What percentage of them have you dealt with?  I haven't bumped into my first
such yet.

> I remember a Gartner survey that said something like 90% of corporate
> desktops have either Outlook/Exchange or Notes/Domino for messaging.
> Recent versions of both of these mail clients create HTML messages by
> default rather than plain text or some proprietary rich text format.

Cool!  So things are changing.

> I'd say 80% or more of business email I get - most of it from
> technical people - is HTML mail, simply because most people leave
> their Outlook or Notes mail client in its default configuration.
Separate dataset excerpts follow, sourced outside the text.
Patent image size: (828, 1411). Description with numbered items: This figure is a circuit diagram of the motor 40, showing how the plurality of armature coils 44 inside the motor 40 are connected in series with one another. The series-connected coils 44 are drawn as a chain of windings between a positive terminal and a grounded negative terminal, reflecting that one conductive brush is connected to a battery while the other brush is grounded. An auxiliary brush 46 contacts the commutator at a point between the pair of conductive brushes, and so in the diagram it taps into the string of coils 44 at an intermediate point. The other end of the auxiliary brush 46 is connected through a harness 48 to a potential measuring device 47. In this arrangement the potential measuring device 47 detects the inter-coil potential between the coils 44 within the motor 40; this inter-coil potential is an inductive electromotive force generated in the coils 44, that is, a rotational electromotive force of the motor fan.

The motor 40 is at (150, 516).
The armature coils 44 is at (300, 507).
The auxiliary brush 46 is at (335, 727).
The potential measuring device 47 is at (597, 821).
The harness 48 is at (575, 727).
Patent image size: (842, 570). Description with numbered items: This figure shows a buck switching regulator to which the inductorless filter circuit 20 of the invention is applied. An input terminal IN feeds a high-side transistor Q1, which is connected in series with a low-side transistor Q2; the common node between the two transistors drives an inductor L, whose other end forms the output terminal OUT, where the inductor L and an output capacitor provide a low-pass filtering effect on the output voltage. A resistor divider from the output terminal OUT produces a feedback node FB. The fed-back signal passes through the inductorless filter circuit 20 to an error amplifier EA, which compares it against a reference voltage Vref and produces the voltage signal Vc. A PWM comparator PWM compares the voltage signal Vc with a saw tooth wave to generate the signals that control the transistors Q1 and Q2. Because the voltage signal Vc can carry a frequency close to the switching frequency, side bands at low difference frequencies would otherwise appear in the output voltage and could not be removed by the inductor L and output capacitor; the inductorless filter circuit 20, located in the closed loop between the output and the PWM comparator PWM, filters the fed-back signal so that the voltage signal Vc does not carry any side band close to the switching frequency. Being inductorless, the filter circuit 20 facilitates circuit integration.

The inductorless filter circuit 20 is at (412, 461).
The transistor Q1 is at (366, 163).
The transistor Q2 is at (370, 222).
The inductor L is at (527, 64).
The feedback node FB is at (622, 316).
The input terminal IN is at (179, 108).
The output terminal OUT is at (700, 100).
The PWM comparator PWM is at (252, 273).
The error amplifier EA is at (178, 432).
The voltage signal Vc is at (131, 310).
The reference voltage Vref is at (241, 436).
I guess our technical contacts don't overlap, then.  The only HTML email I
ever get is from spammers, non-personal marketing collateral from companies
I do business with, corporate newsletters, relatives, and newbies.  I get
about 600 emails a day, more of it from non-newbies asking tech questions
than I could possibly reply to even if that were my full-time job, and
they're never in HTML format.

Anyway, spambayes does a ton of work already to avoid penalizing HTML email
just for using HTML.  If you've got reason to suspect that isn't working as
hoped for in your data, that's something we should dig into.  The kinds of
HTML ham I do get are classified as Unsure more often than plain-text
read-alikes, but not really because they use HTML -- it's almost always
because they embed URLs pointing to .jpg or .gif (etc) files out on the net,
and those file extensions are tokenized, and turn out to be spam clues in my
data.  It takes "more hammy content than usual" to overcome that.